Murder convictions in two states did not keep a killer off the streets in Oklahoma. News 9 reported last week one of two suspects arrested for the murder of an elderly man in Norman moved to Oklahoma despite his criminal history.

Convicted for killing three people in two different cases, Billy Battenfield's criminal history crosses several state lines, but a criminologist said the laws do not.

11/23/2011 Related Story: Two Arrested In Norman Murder Have Lengthy Records

"He is a very dangerous person. He is a very violent offender who does not see boundaries." Criminologist Dr. Howard Kurtz said.

Dr. Kurtz, a former parole officer, explained some states allow convicts to spend a portion of their sentence behind bars and the rest in the community.

"It's the prison system's way of saying, look we are not releasing this person.

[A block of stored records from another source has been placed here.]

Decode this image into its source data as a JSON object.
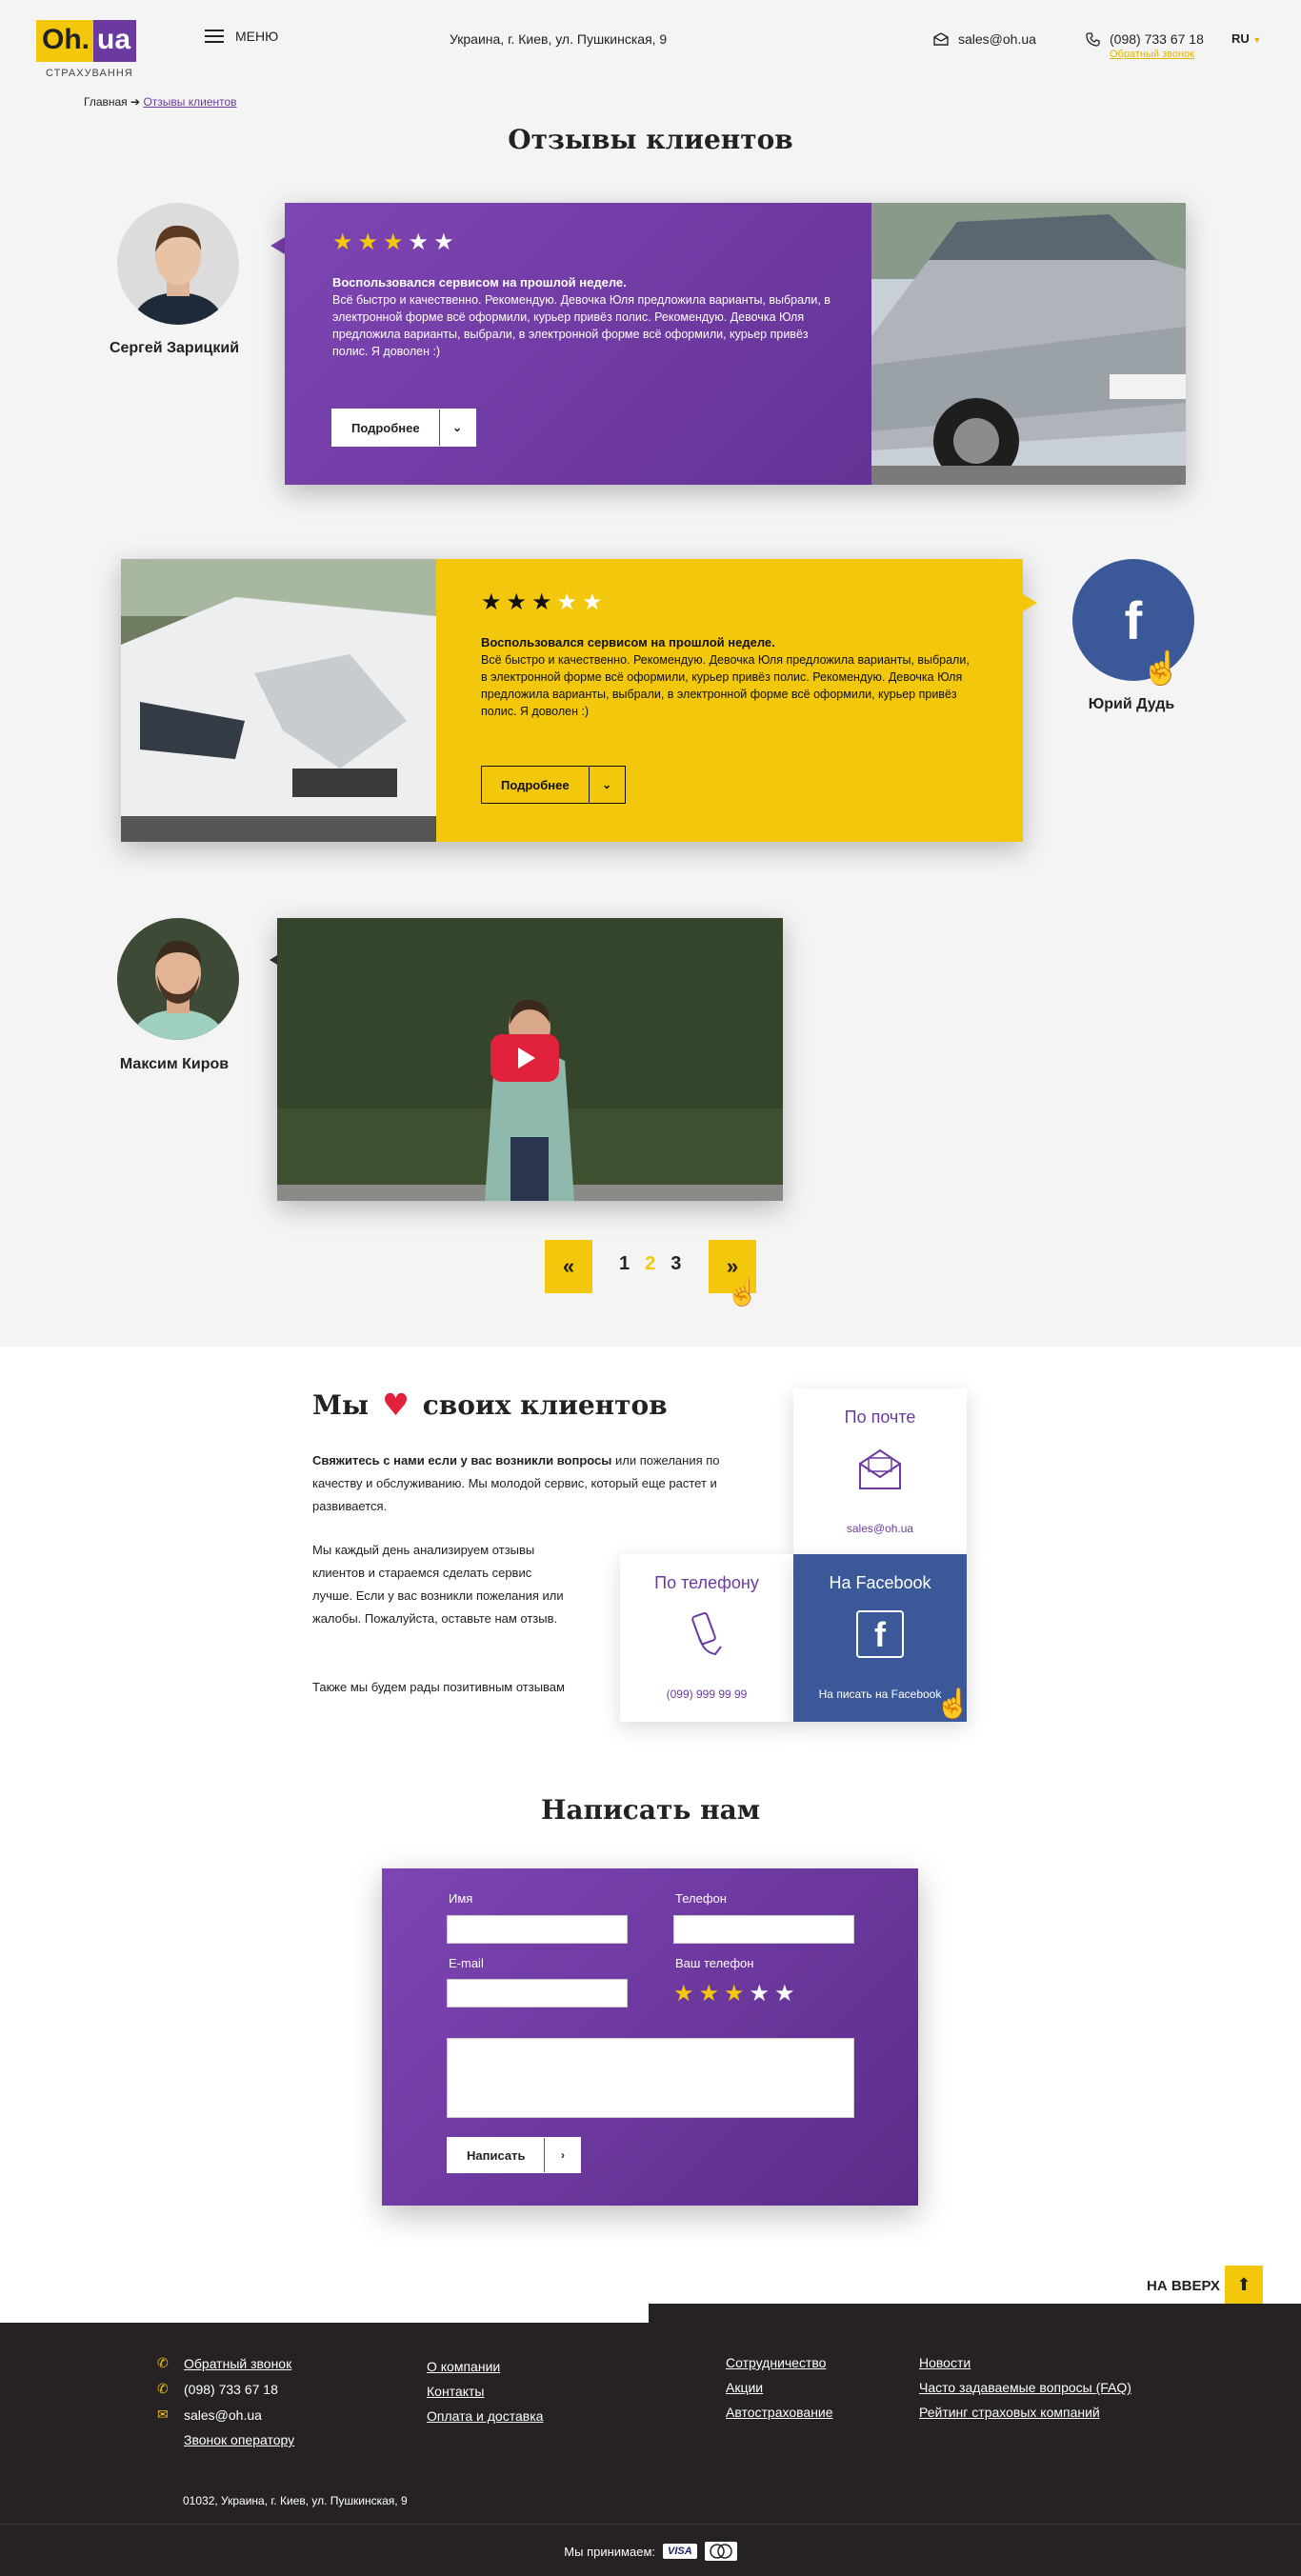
{
  "header": {
    "logo_oh": "Oh.",
    "logo_ua": "ua",
    "logo_sub": "СТРАХУВАННЯ",
    "menu_label": "МЕНЮ",
    "address": "Украина, г. Киев, ул. Пушкинская, 9",
    "email": "sales@oh.ua",
    "phone": "(098) 733 67 18",
    "callback": "Обратный звонок",
    "lang": "RU"
  },
  "breadcrumb": {
    "home": "Главная",
    "current": "Отзывы клиентов"
  },
  "page_title": "Отзывы клиентов",
  "reviews": [
    {
      "author": "Сергей Зарицкий",
      "rating": 3,
      "headline": "Воспользовался сервисом на прошлой неделе.",
      "body": "Всё быстро и качественно. Рекомендую. Девочка Юля предложила варианты, выбрали, в электронной форме всё оформили, курьер привёз полис. Рекомендую. Девочка Юля предложила варианты, выбрали, в электронной форме всё оформили, курьер привёз полис. Я доволен :)",
      "button": "Подробнее"
    },
    {
      "author": "Юрий Дудь",
      "rating": 3,
      "headline": "Воспользовался сервисом на прошлой неделе.",
      "body": "Всё быстро и качественно. Рекомендую. Девочка Юля предложила варианты, выбрали, в электронной форме всё оформили, курьер привёз полис. Рекомендую. Девочка Юля предложила варианты, выбрали, в электронной форме всё оформили, курьер привёз полис. Я доволен :)",
      "button": "Подробнее"
    },
    {
      "author": "Максим Киров"
    }
  ],
  "pagination": {
    "prev": "«",
    "next": "»",
    "pages": [
      "1",
      "2",
      "3"
    ],
    "current": "2"
  },
  "love": {
    "title_start": "Мы",
    "title_end": "своих клиентов",
    "p1_bold": "Свяжитесь с нами если у вас возникли вопросы",
    "p1_rest": " или пожелания по качеству и обслуживанию. Мы молодой сервис, который еще растет и развивается.",
    "p2": "Мы каждый день анализируем отзывы клиентов и стараемся сделать сервис лучше. Если у вас возникли пожелания или жалобы. Пожалуйста, оставьте нам отзыв.",
    "p3": "Также мы будем рады позитивным отзывам",
    "mail_title": "По почте",
    "mail_value": "sales@oh.ua",
    "phone_title": "По телефону",
    "phone_value": "(099) 999 99 99",
    "fb_title": "На Facebook",
    "fb_value": "На писать на Facebook"
  },
  "form": {
    "title": "Написать нам",
    "name_label": "Имя",
    "phone_label": "Телефон",
    "email_label": "E-mail",
    "rating_label": "Ваш телефон",
    "rating": 3,
    "submit": "Написать"
  },
  "to_top": "НА ВВЕРХ",
  "footer": {
    "callback": "Обратный звонок",
    "phone": "(098) 733 67 18",
    "email": "sales@oh.ua",
    "operator": "Звонок оператору",
    "col2": [
      "О компании",
      "Контакты",
      "Оплата и доставка"
    ],
    "col3": [
      "Сотрудничество",
      "Акции",
      "Автострахование"
    ],
    "col4": [
      "Новости",
      "Часто задаваемые вопросы (FAQ)",
      "Рейтинг страховых компаний"
    ],
    "address": "01032, Украина, г. Киев, ул. Пушкинская, 9",
    "accept": "Мы принимаем:",
    "visa": "VISA"
  },
  "colors": {
    "purple": "#6b3aa0",
    "yellow": "#f2c70c",
    "facebook": "#3b5998",
    "footer": "#262224"
  }
}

We are not saying that they are free to lead their life. What we are saying is we are going to supervise them," Kurtz said.

Under that supervision, Norman police arrested Battenfield for the murder of 80-year-old Clair Owen Pollard. If convicted for the crime, Pollard would be Battenfield's fourth victim.

11/23/11 Related Story: Two Arrested In Death Of Norman Elderly Man

According to court records and newspaper archives, Battenfield's past crimes mirror the present.

"I think we have to do a better job of screening the people we put out there," Kurtz said.

Archives show like Pollard's case, Battenfield's previous crimes include killing an elderly man, stabbing a victim to death, and using the assistance of a teenager.

Norman police arrested 19-year-old Brandon Reed along with Battenfield. Now, Dr. Kurtz questions if the system could have predicted Battenfield would commit another crime,

"Probably they needed to do a better evaluation of this guy after the first murder," Kurtz said.

Dr. Kurtz said in the state's defense, statistics show only two percent of murderers will reoffend.

He also said parole officers carry a big case load. In some instances, each officer is responsible for 50 to 100 offenders. The District Attorney has not filed formal charges on Battenfield or Reed. Police will not release the motive for the murder until then.